Well, I think it kind of circles back to the beginning. The bad rule is that confidence is pride. But the truth is that were called to be confident and competent … in Christ. And that’s the difference. Because our culture talks about self-confidence all the time and one of, I think it’s Lisa Whittle talks about that, self-confidence is measurable, it’s limited, but when we tap into confidence in Christ, that’s limitless.

 

Cheri

So what’s the grit in all of this for you?

 

Amy

You know, it really takes grit for me to seek God about who I am and to stand in it, rather than to compare and to look to other people for the standards I should live by. Just to let God alone set those standards for me and also tell me who I am.
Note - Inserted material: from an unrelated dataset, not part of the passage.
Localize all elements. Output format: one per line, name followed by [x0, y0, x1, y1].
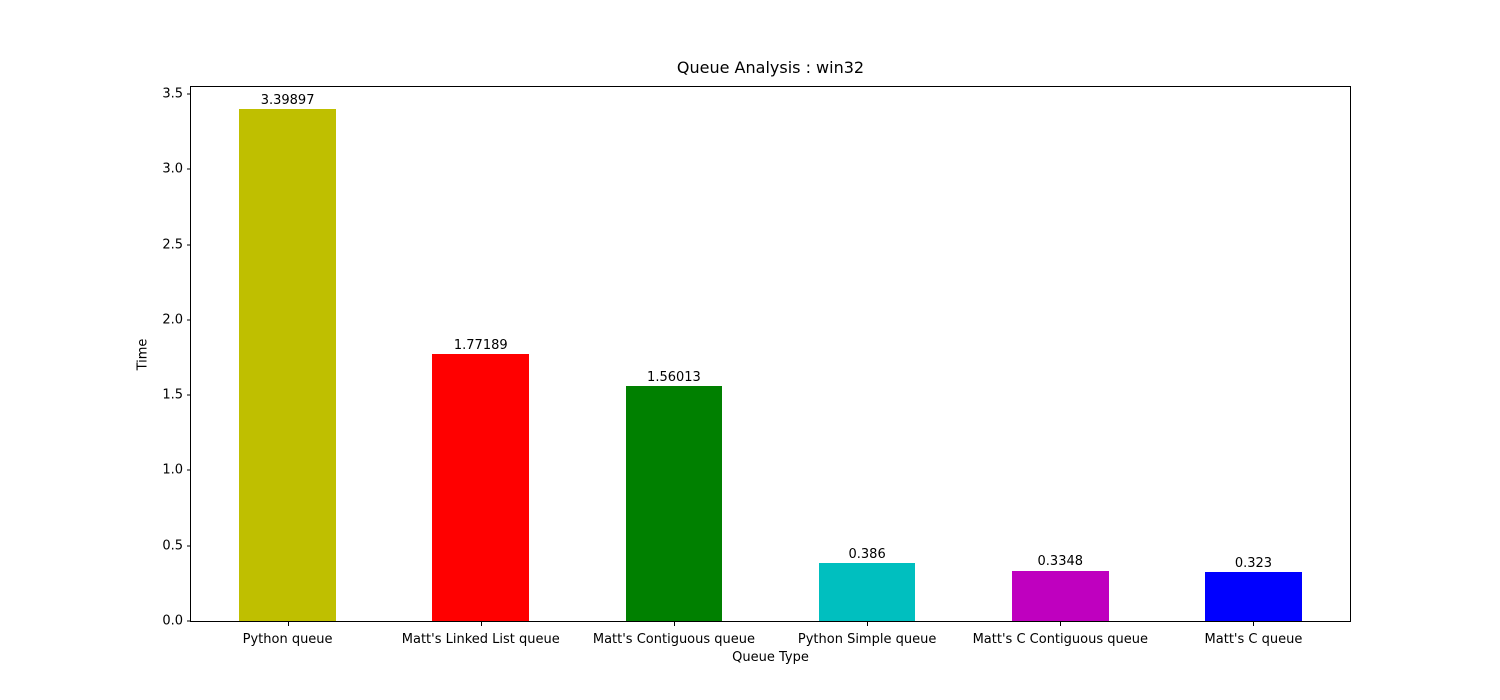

The grit is still getting rid of comparison. Still. Hopefully, I’m leveling up.

 

Cheri

Well, and you know, the grace for me ties right in with that. And I find myself saying, I’m fifty, I should know this by now. Or I’m fifty; I should have figured this out. I shouldn’t have to work this hard. I shouldn’t need this reminder. And it appears that as long as were on this planet, were gonna keep needing to relearn certain lessons. I’m the one being hard on myself. Condemnation is the voice of the enemy, not the voice of God. And that God is never the one saying that I’m more trouble than I’m worth. And he’s the one that demonstrated on the cross that I’m worth everything to him, and so, competence, confidence, grace, all of that goes together as we keep learning and relearning, even, these lessons as we move forward.

 

Amy

To our very last breath.

 

Cheri

Head on over to gritngracegirls.com/episode106.

 

Amy

There you’ll find this week’s transcript, our digging deeper download, the bible verse art, and a chance to win a giveaway of Make Your Move.

 

Cheri

Come join our Facebook page and group where we’ll continue this discussion of comparison and confidence. Just search on Facebook for Grit-n-Grace Girls and you’ll find us.

 

Amy

Join us next week when we’ll be talking to Sharon Hodde Miller, author of Free of Me.

 

Cheri

For today, grow your grit, embrace God’s grace, and when you run across a bad rule, you know what to do. Go right on ahead and…

 

Amy & Cheri

Break it!

 

Take-Away for Today:  Focus on who you are in Christ!